• Kino
  • Mapa
  • Ogłoszenia
  • Forum
  • Komunikacja
  • Raport

Zbudowali specjalne urządzenie, aby uratować kota

Alicja Olkowska
13 września 2018 (artykuł sprzed 5 lat) 
  • Jedynym sposobem było przepchnięcie kota przez tunel.
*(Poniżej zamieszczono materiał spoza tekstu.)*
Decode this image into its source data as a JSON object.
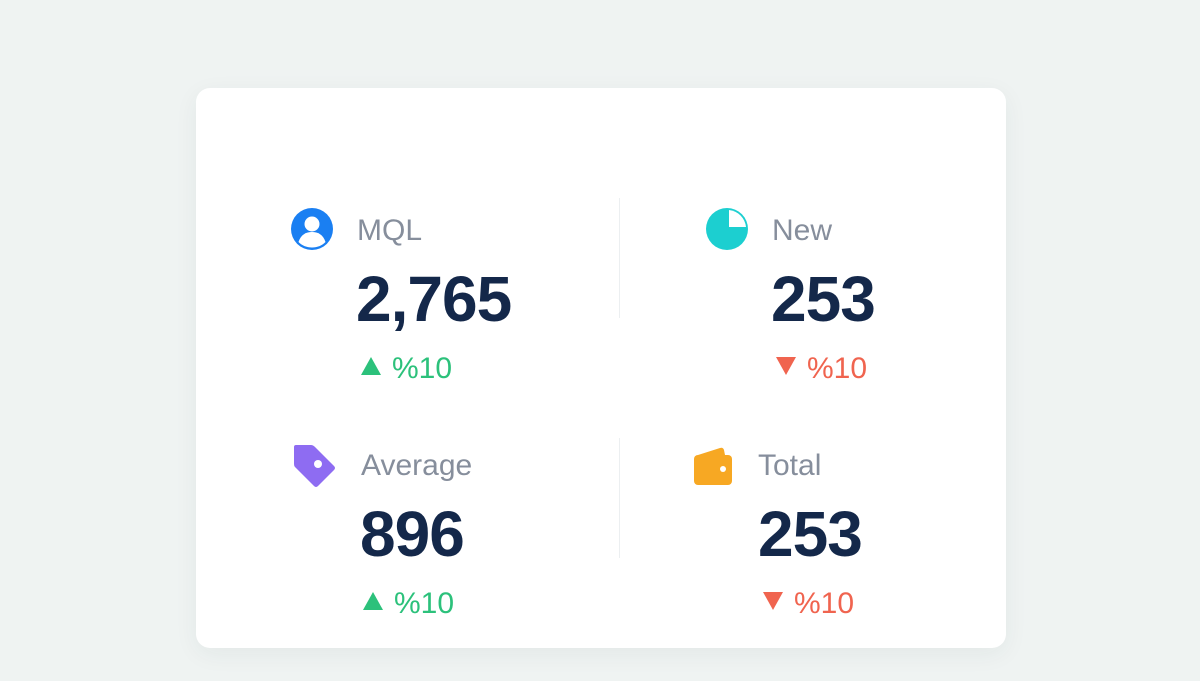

W tym celu jedna z ochotniczek wymyśliła i skonstruowała tzw. "kotowziór". Składał się z 43 metrów rur połączonych srebrną taśmą, 50 m liny idącej wewnątrz rur, kółek od hulajnogi, reflektora z przodu oraz tarczy wyciętej dokładnie w rozmiarze przepustu.
  • 43 metry rur
  • 43 metry rur
  • Wolontariusze skonstruowali urządzenie zbudowane z 43 metrów rur połączonych srebrną taśmą.
  • Kot przesiedział w tunelu dwa tygodnie.
  • Zdjęcia z akcji
  • Szczęśliwe zakończenie: kota udało się złapać.
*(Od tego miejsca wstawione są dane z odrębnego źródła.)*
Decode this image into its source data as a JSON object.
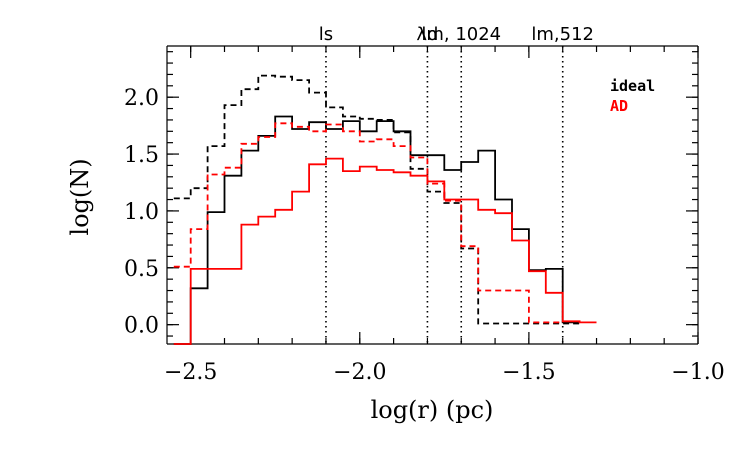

Do niecodziennej akcji ratowniczej doszło w pobliżu Czarnego Dworu, gdy kot uciekł właścicielce z transportera i ukrył się w tunelu (przepuście) pod ul. Wika-Czarnowskiego zobacz na mapie Gdańska. Przez dwa tygodnie zwierzakowi próbowała pomóc straż pożarna, fundacje prozwierzęce oraz osoby zajmujące się melioracjami. Bezskutecznie. Ostatecznie kota uratowali wolontariusze, którzy skonstruowali urządzenie zbudowane z 43 metrów rur połączonych srebrną taśmą, które dosłownie wypchnęło go z kanału.



Wszystko zaczęło się od pechowej drogi do weterynarza. Starsza pani niosła kota w transporterze, od którego niespodziewanie odpadło dno. Spłoszone zwierzę schowało się w przepuście o średnicy 40 centymetrów i długości ponad 40 metrów. Dodatkowym problemem było zabrudzenie przepustu kamieniami, butelkami i innymi śmieciami, zaś oczyszczanie kanału wodą pod bardzo wysokim ciśnieniem prawdopodobnie zabiłoby kota. Na nic zdały się nawoływania, wabienie jedzeniem oraz wsparcie straży pożarnej.
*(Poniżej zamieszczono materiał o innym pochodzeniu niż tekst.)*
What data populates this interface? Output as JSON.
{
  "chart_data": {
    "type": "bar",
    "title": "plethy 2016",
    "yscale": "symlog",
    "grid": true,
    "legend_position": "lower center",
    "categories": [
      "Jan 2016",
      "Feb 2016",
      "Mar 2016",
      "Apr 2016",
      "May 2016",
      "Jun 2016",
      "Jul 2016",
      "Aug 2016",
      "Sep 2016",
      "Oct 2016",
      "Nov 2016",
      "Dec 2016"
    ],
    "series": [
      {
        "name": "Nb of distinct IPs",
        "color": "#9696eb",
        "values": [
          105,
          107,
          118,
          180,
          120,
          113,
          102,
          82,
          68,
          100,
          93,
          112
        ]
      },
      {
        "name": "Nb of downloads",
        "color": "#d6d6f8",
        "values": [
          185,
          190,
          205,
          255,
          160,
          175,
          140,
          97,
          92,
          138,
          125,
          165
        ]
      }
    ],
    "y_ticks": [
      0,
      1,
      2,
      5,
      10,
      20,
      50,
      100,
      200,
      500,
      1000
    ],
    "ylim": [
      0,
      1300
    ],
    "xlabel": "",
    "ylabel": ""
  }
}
Pomysł wydawał się absurdalny i szalony, ale... jeśli coś jest głupie, a działa, to znaczy, że nie jest głupie
- Wiem, że próbowała pomóc też firma Kogut usługi komunalne, ale im także się nie udało. Próbowano też ustawić dwie klatki łapki przy wylotach i zwabić zwierzę na jedzenie, ale ta metoda również zawiodła. Kot nie ruszał się z miejsca, choć prawdopodobnie były noce, gdy wychodził z ukrycia i zjadał zostawione pożywienie. Obok jest ruchliwa ulica, więc właścicielka bardzo obawiała się o pupila - mówi nam Beata, wolontariuszka biorąca udział w akcji.
W związku z kolejnymi niepowodzeniami do akcji włączyła się osoba działająca w ramach oddolnej inicjatywy Koty Spod Bloku. Agata Maćkowiak działa samodzielnie głównie na rzecz sterylizowania bezdomnych kotów, organizując kocie łapanki i sterylizacje. W tym przypadku także nie była obojętna. Dołączyli do niej ochotnicy - łącznie z Agatą było pięć osób.

Film z akcji ratunkowej:



Wydawało się, że jedynym sposobem jest dosłownie... przepchnięcie kota przez tunel. W tym celu jedna z ochotniczek, Krystyna, wymyśliła i skonstruowała tzw. "kotowziór". Składał się z 43 metrów rur połączonych srebrną taśmą, 50 m liny idącej wewnątrz rur (lina miała za zadanie pomóc wyciągnąć wszystkie rury z przepustu, gdyby łączenia się rozerwały), kółek od hulajnogi, reflektora z przodu oraz tarczy wyciętej dokładnie w rozmiarze przepustu.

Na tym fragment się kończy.